Taking that as a sign the Picts were emboldened and defeated the larger enemy force and St Andrew became our patron saint.
That’s the story we all know however there are some holes in the story. The Pictish King may have been called Óengus II or Hungus or Onuist, or Angus; he may have been Irish Scots rather than Pict. The enemy may have been the Saxons or the Angles (or even Vikings). They may have been led by Æthelstan and the battle may have been near Athelstaneford in East Lothian.
Also the first reference to the white crossed clouds on a blue sky background was only written down in 1540, 700 years after the battle!

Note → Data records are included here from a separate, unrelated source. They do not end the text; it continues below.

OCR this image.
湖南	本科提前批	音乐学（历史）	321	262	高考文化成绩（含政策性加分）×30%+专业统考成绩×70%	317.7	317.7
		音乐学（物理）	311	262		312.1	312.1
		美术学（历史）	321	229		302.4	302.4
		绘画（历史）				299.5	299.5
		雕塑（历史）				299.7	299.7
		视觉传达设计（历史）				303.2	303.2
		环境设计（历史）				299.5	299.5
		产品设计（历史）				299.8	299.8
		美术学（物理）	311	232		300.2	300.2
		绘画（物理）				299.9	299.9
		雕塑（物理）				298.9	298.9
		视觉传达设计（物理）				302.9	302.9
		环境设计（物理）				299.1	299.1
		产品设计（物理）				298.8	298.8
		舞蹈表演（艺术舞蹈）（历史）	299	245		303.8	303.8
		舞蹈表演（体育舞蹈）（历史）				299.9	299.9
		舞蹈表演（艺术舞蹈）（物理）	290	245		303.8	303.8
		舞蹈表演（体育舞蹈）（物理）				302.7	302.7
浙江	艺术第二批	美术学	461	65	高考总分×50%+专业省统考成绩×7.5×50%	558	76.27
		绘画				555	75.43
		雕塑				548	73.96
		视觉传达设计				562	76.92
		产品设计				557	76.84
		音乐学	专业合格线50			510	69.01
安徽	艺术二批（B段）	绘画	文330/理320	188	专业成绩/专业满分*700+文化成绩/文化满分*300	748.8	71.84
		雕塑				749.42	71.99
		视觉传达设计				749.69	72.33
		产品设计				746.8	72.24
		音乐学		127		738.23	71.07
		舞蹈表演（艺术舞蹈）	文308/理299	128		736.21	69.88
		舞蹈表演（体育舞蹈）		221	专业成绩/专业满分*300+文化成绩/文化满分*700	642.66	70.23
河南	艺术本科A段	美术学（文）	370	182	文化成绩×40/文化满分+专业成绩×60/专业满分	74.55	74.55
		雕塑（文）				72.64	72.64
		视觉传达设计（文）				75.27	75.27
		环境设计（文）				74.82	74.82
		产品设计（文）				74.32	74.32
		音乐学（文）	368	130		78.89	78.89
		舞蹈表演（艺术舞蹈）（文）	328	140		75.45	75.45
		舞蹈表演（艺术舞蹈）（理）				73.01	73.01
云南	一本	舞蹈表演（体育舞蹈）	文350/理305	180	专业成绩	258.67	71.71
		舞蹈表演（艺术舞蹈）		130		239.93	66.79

Here’s my opinion then. A saint already venerated in Scotland, St Andrew, did inspire the victory over invaders of a people who lived in a place we now call Scotland, and the victors chose to make him their patron saint. Over the years those people became the Scots we now know and took the legend and added to it, as happens with legends.
And what about St Andrew? How many Scots know who he was, where he came from, what he did, how he died and how his bones ended up in Fife?
That’s out of scope here but does it matter? Whatever the facts behind the history we’ve been left with a simple and inspiring flag to wave on national days and sporting defeats (and occasional victory).